Encouraging and sustaining diversity in flora and fauna is essential to the preservation of all species, including humans

As Cop26 gets under way, it is understood by all that there’s a battle to be fought not just against climate change but also biodiversity loss.

The Intergovernmental Science Policy Platform on Biodiversity and Ecosystem Services (IPBES) and the Intergovernmental Panel on Climate Change (IPCC) have released a report on the twin crises, detailing how neither can be successfully resolved unless both are tackled together.

Biodiverse ecosystems provide essential services such as pollination, water purification and nutrient cycling.
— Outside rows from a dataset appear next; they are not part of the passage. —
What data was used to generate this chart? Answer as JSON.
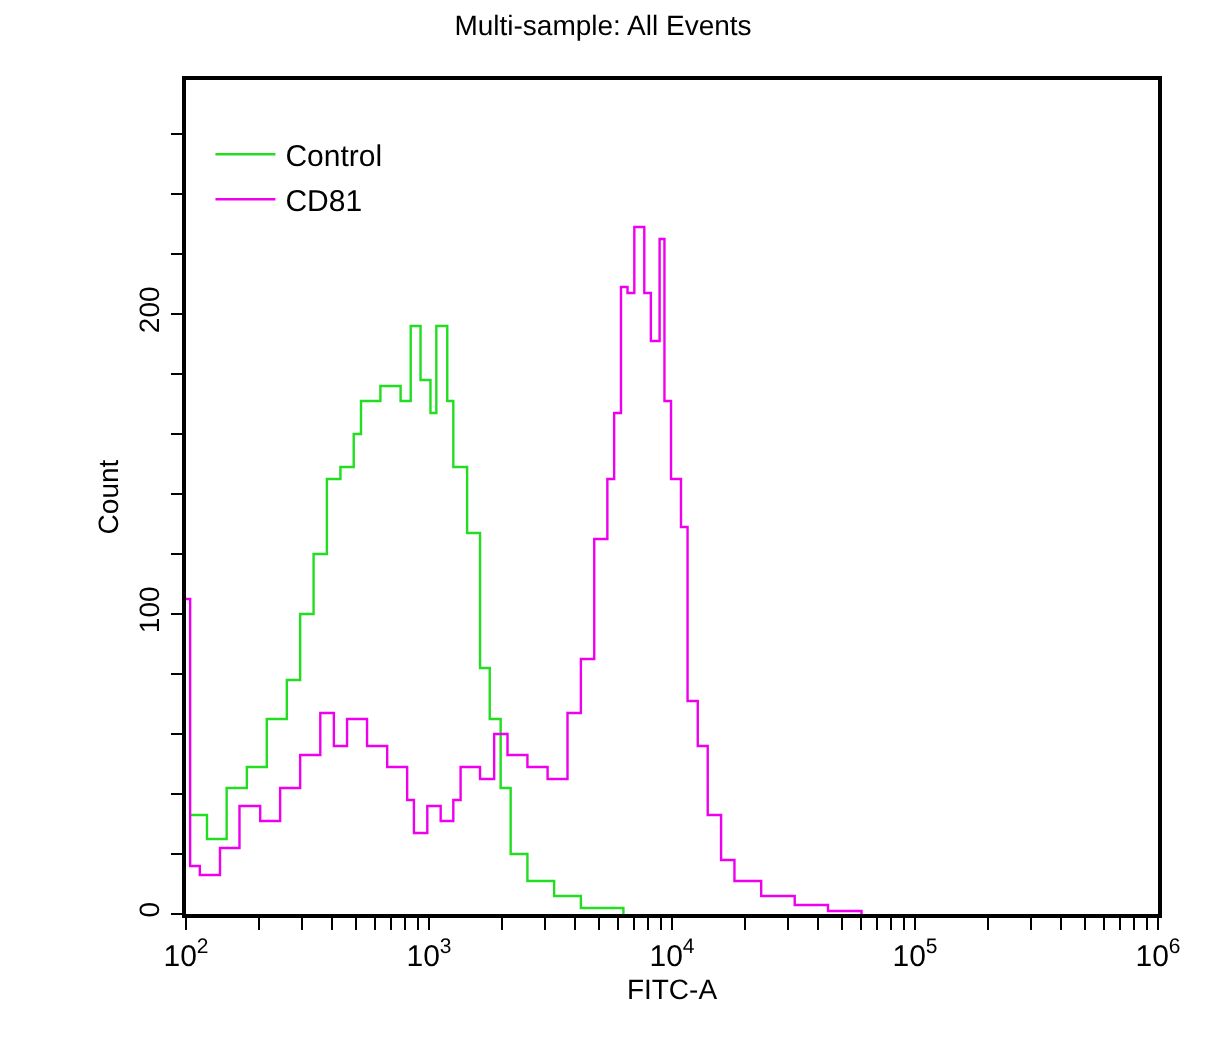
{
  "chart_data": {
    "type": "step",
    "title": "Multi-sample: All Events",
    "xlabel": "FITC-A",
    "ylabel": "Count",
    "log": "x",
    "xlim": [
      100,
      1000000
    ],
    "xticks": [
      {
        "value": 100,
        "label": "10$^{2}$"
      },
      {
        "value": 200,
        "label": null
      },
      {
        "value": 300,
        "label": null
      },
      {
        "value": 400,
        "label": null
      },
      {
        "value": 500,
        "label": null
      },
      {
        "value": 600,
        "label": null
      },
      {
        "value": 700,
        "label": null
      },
      {
        "value": 800,
        "label": null
      },
      {
        "value": 900,
        "label": null
      },
      {
        "value": 1000,
        "label": "10$^{3}$"
      },
      {
        "value": 2000,
        "label": null
      },
      {
        "value": 3000,
        "label": null
      },
      {
        "value": 4000,
        "label": null
      },
      {
        "value": 5000,
        "label": null
      },
      {
        "value": 6000,
        "label": null
      },
      {
        "value": 7000,
        "label": null
      },
      {
        "value": 8000,
        "label": null
      },
      {
        "value": 9000,
        "label": null
      },
      {
        "value": 10000,
        "label": "10$^{4}$"
      },
      {
        "value": 20000,
        "label": null
      },
      {
        "value": 30000,
        "label": null
      },
      {
        "value": 40000,
        "label": null
      },
      {
        "value": 50000,
        "label": null
      },
      {
        "value": 60000,
        "label": null
      },
      {
        "value": 70000,
        "label": null
      },
      {
        "value": 80000,
        "label": null
      },
      {
        "value": 90000,
        "label": null
      },
      {
        "value": 100000,
        "label": "10$^{5}$"
      },
      {
        "value": 200000,
        "label": null
      },
      {
        "value": 300000,
        "label": null
      },
      {
        "value": 400000,
        "label": null
      },
      {
        "value": 500000,
        "label": null
      },
      {
        "value": 600000,
        "label": null
      },
      {
        "value": 700000,
        "label": null
      },
      {
        "value": 800000,
        "label": null
      },
      {
        "value": 900000,
        "label": null
      },
      {
        "value": 1000000,
        "label": "10$^{6}$"
      }
    ],
    "ylim": [
      0,
      278
    ],
    "yticks": [
      0,
      {
        "value": 20,
        "label": null
      },
      {
        "value": 40,
        "label": null
      },
      {
        "value": 60,
        "label": null
      },
      {
        "value": 80,
        "label": null
      },
      100,
      {
        "value": 120,
        "label": null
      },
      {
        "value": 140,
        "label": null
      },
      {
        "value": 160,
        "label": null
      },
      {
        "value": 180,
        "label": null
      },
      200,
      {
        "value": 220,
        "label": null
      },
      {
        "value": 240,
        "label": null
      },
      {
        "value": 260,
        "label": null
      }
    ],
    "legend": "top left",
    "marker": "none",
    "series": [
      {
        "name": "Control",
        "color": "#22dd22",
        "x": [
          104,
          122,
          147,
          178,
          215,
          260,
          295,
          335,
          380,
          432,
          490,
          525,
          631,
          764,
          841,
          923,
          1014,
          1072,
          1189,
          1259,
          1435,
          1622,
          1778,
          1972,
          2168,
          2541,
          3273,
          4217,
          6310
        ],
        "values": [
          33,
          25,
          42,
          49,
          65,
          78,
          100,
          120,
          145,
          149,
          160,
          171,
          176,
          171,
          196,
          178,
          167,
          196,
          171,
          149,
          127,
          82,
          65,
          42,
          20,
          11,
          6,
          2,
          0
        ]
      },
      {
        "name": "CD81",
        "color": "#ee00ee",
        "x": [
          100,
          104,
          114,
          138,
          166,
          202,
          244,
          295,
          357,
          406,
          460,
          556,
          673,
          813,
          867,
          984,
          1117,
          1259,
          1349,
          1622,
          1854,
          2104,
          2541,
          3076,
          3715,
          4217,
          4786,
          5420,
          5781,
          6166,
          6561,
          6998,
          7691,
          8185,
          8892,
          9311,
          9908,
          10889,
          11588,
          12764,
          14028,
          15922,
          18072,
          23281,
          31989,
          43853,
          60256
        ],
        "values": [
          105,
          16,
          13,
          22,
          36,
          31,
          42,
          53,
          67,
          56,
          65,
          56,
          49,
          38,
          27,
          36,
          31,
          38,
          49,
          45,
          60,
          53,
          49,
          45,
          67,
          85,
          125,
          145,
          167,
          209,
          207,
          229,
          207,
          191,
          225,
          171,
          145,
          129,
          71,
          56,
          33,
          18,
          11,
          6,
          3,
          1,
          0
        ]
      }
    ]
  }
}
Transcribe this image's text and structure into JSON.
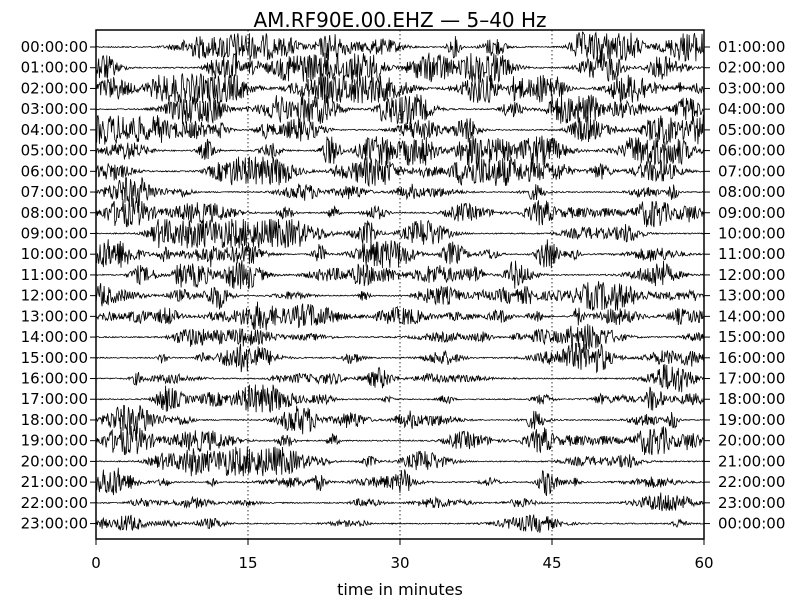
{
  "chart_data": {
    "type": "line",
    "title": "AM.RF90E.00.EHZ — 5–40 Hz",
    "xlabel": "time in minutes",
    "ylabel": "",
    "xlim": [
      0,
      60
    ],
    "x_ticks": [
      0,
      15,
      30,
      45,
      60
    ],
    "x_tick_labels": [
      "0",
      "15",
      "30",
      "45",
      "60"
    ],
    "grid": "vertical dotted lines at 15, 30, 45 minutes",
    "colors": {
      "trace": "#000000",
      "gridline": "#000000",
      "background": "#ffffff"
    },
    "rows_left_labels": [
      "00:00:00",
      "01:00:00",
      "02:00:00",
      "03:00:00",
      "04:00:00",
      "05:00:00",
      "06:00:00",
      "07:00:00",
      "08:00:00",
      "09:00:00",
      "10:00:00",
      "11:00:00",
      "12:00:00",
      "13:00:00",
      "14:00:00",
      "15:00:00",
      "16:00:00",
      "17:00:00",
      "18:00:00",
      "19:00:00",
      "20:00:00",
      "21:00:00",
      "22:00:00",
      "23:00:00"
    ],
    "rows_right_labels": [
      "01:00:00",
      "02:00:00",
      "03:00:00",
      "04:00:00",
      "05:00:00",
      "06:00:00",
      "07:00:00",
      "08:00:00",
      "09:00:00",
      "10:00:00",
      "11:00:00",
      "12:00:00",
      "13:00:00",
      "14:00:00",
      "15:00:00",
      "16:00:00",
      "17:00:00",
      "18:00:00",
      "19:00:00",
      "20:00:00",
      "21:00:00",
      "22:00:00",
      "23:00:00",
      "00:00:00"
    ],
    "row_activity": [
      0.9,
      1.0,
      1.0,
      0.95,
      0.9,
      0.85,
      0.8,
      0.55,
      0.6,
      0.75,
      0.75,
      0.7,
      0.7,
      0.65,
      0.55,
      0.5,
      0.5,
      0.6,
      0.65,
      0.6,
      0.55,
      0.55,
      0.35,
      0.35
    ]
  }
}
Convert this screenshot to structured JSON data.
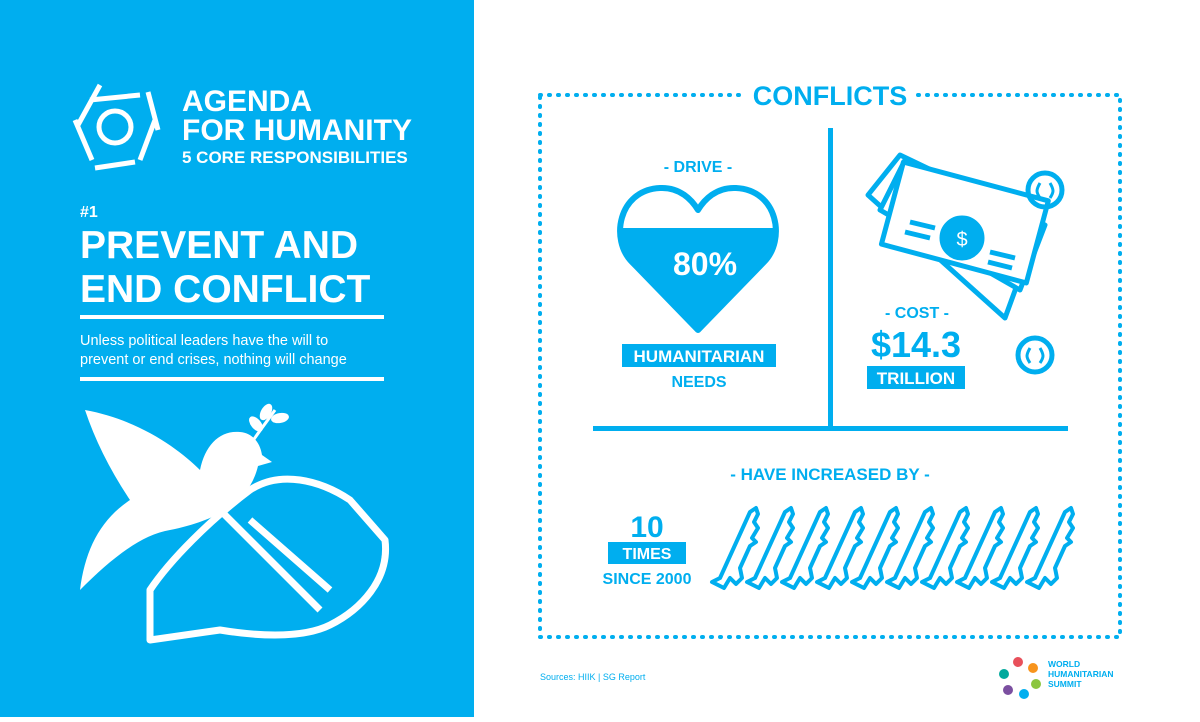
{
  "header": {
    "title_line1": "AGENDA",
    "title_line2": "FOR HUMANITY",
    "subtitle": "5 CORE RESPONSIBILITIES"
  },
  "responsibility": {
    "number": "#1",
    "title_line1": "PREVENT AND",
    "title_line2": "END CONFLICT",
    "text_line1": "Unless political leaders have the will to",
    "text_line2": "prevent or end crises, nothing will change"
  },
  "panel": {
    "title": "CONFLICTS",
    "drive": {
      "label": "- DRIVE -",
      "value": "80%",
      "highlight": "HUMANITARIAN",
      "caption": "NEEDS"
    },
    "cost": {
      "label": "- COST -",
      "value": "$14.3",
      "highlight": "TRILLION"
    },
    "increase": {
      "label": "- HAVE INCREASED BY -",
      "value": "10",
      "highlight": "TIMES",
      "caption": "SINCE 2000"
    }
  },
  "footer": {
    "sources": "Sources: HIIK | SG Report",
    "logo_line1": "WORLD",
    "logo_line2": "HUMANITARIAN",
    "logo_line3": "SUMMIT"
  }
}
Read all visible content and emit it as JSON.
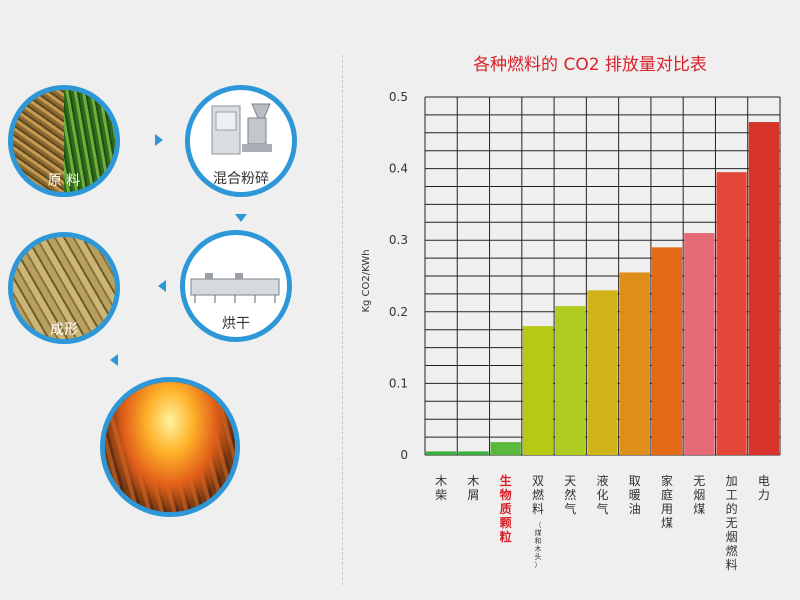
{
  "process": {
    "raw_material": "原 料",
    "mixing_crushing": "混合粉碎",
    "drying": "烘干",
    "forming": "成形"
  },
  "chart_data": {
    "type": "bar",
    "title": "各种燃料的 CO2 排放量对比表",
    "ylabel": "Kg CO2/KWh",
    "xlabel": "",
    "ylim": [
      0,
      0.5
    ],
    "yticks": [
      0,
      0.1,
      0.2,
      0.3,
      0.4,
      0.5
    ],
    "yticklabels": [
      "0",
      "0.1",
      "0.2",
      "0.3",
      "0.4",
      "0.5"
    ],
    "grid": true,
    "categories": [
      "木柴",
      "木屑",
      "生物质颗粒",
      "双燃料",
      "天然气",
      "液化气",
      "取暖油",
      "家庭用煤",
      "无烟煤",
      "加工的无烟燃料",
      "电力"
    ],
    "category_notes": [
      "",
      "",
      "",
      "（煤和木头）",
      "",
      "",
      "",
      "",
      "",
      "",
      ""
    ],
    "highlight_category": "生物质颗粒",
    "values": [
      0.005,
      0.005,
      0.018,
      0.18,
      0.208,
      0.23,
      0.255,
      0.29,
      0.31,
      0.395,
      0.465
    ],
    "colors": [
      "#3aae3c",
      "#3aae3c",
      "#5bb83a",
      "#b7c912",
      "#aecb1f",
      "#d1b41a",
      "#dd8f1a",
      "#e56a18",
      "#e36a76",
      "#e2473a",
      "#d6332a"
    ]
  }
}
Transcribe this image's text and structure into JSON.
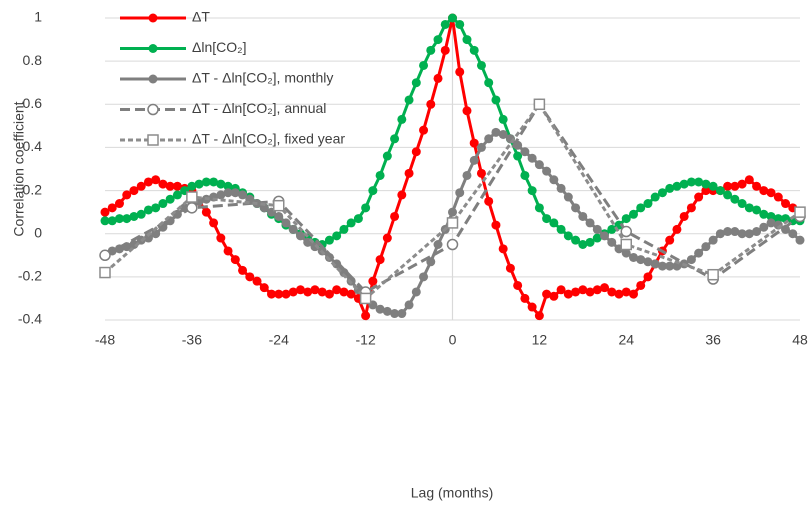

Biodiversity loss can lead to global warming through the removal of natural carbon sinks, such as has been seen in the decimation of peatlands in the UK. The changes in climate, meanwhile, create conditions for further ecosystems to decline.

This symbiotic relationship does, however, also offers opportunities to mitigate climate change via nature-based solutions – a key reason why Cop26 will be encouraging countries to include such programmes in their plans to achieve the objectives of the Paris Agreement.

Right now only three per cent of global climate finance is spent on nature-based solutions, yet, according to the World Bank, the global economy could lose as much $2.7 trillion every year by 2030 if countries continue to attack biodiversity and diminish wild pollination.

The urgency of the problem has led the House of Lords science and technology committee to write to Alok Sharma, president for Cop26, citing recent evidence gathered as part of the committee’s ongoing inquiry into nature-based solutions for climate change.

The committee urged the Cop26 president to ensure such solutions are part of the ultimate answer to mitigating and adapting to climate change and thus to be included in the Cop26 negotiations and final text.

It also highlighted the fact that nature-based solutions can help achieve many different goals – including tackling climate change and biodiversity loss – but only if they were financed appropriately.

The importance of boosting biodiversity to any local or global programme that tackles climate change is not lost on Francesca Osowska. The chief executive of NatureScot, the lead public body responsible for advising Scottish ministers on all matters relating to the natural heritage, says: “If we don’t tackle nature loss and climate change together, we’ll solve neither. It’s that important. Enhancing and protecting nature is a key part of tackling the climate emergency we are all facing

“Nature is not just ‘nice to have’. Nature has a fundamental role to play in reducing emissions and taking carbon out of the atmosphere, adapting to climate change and reducing the risks of flood and drought.

“To achieve net zero in Scotland by 2045 we must focus on solutions based in nature, such as planting woodlands, restoring degraded peatlands – which emit 7-10 million tonnes of CO2 every year in Scotland – and protecting our land and seas and the species that inhabit them.

“By protecting, restoring and enhancing nature we will reduce carbon emissions by more than 30 per cent in Scotland and reverse biodiversity loss.”

As with most scenarios that will be examined over the course of Cop26, it’s an ambitious strategy, but one that Osowska believes can work.

“We have to believe Cop26 will deliver real and lasting change worldwide. In Scotland that change has begun and we expect it will pick up pace, especially in addressing the many challenges and pressures that nature is facing.

“Our hope at NatureScot is Cop26 will result in nations committing to actions that will limit average global temperature rise to 1.5°C, and that nature is seen as a key part of achieving that ambition.

“Our overall message for Cop26 is: ‘Climate is Nature, Nature is Climate’. They are inextricably linked. We must tackle both together, or we tackle neither, and we are up for radical change because nothing less will do.

“There is compelling Scottish Government and international financial and scientific expert support for change at this level.”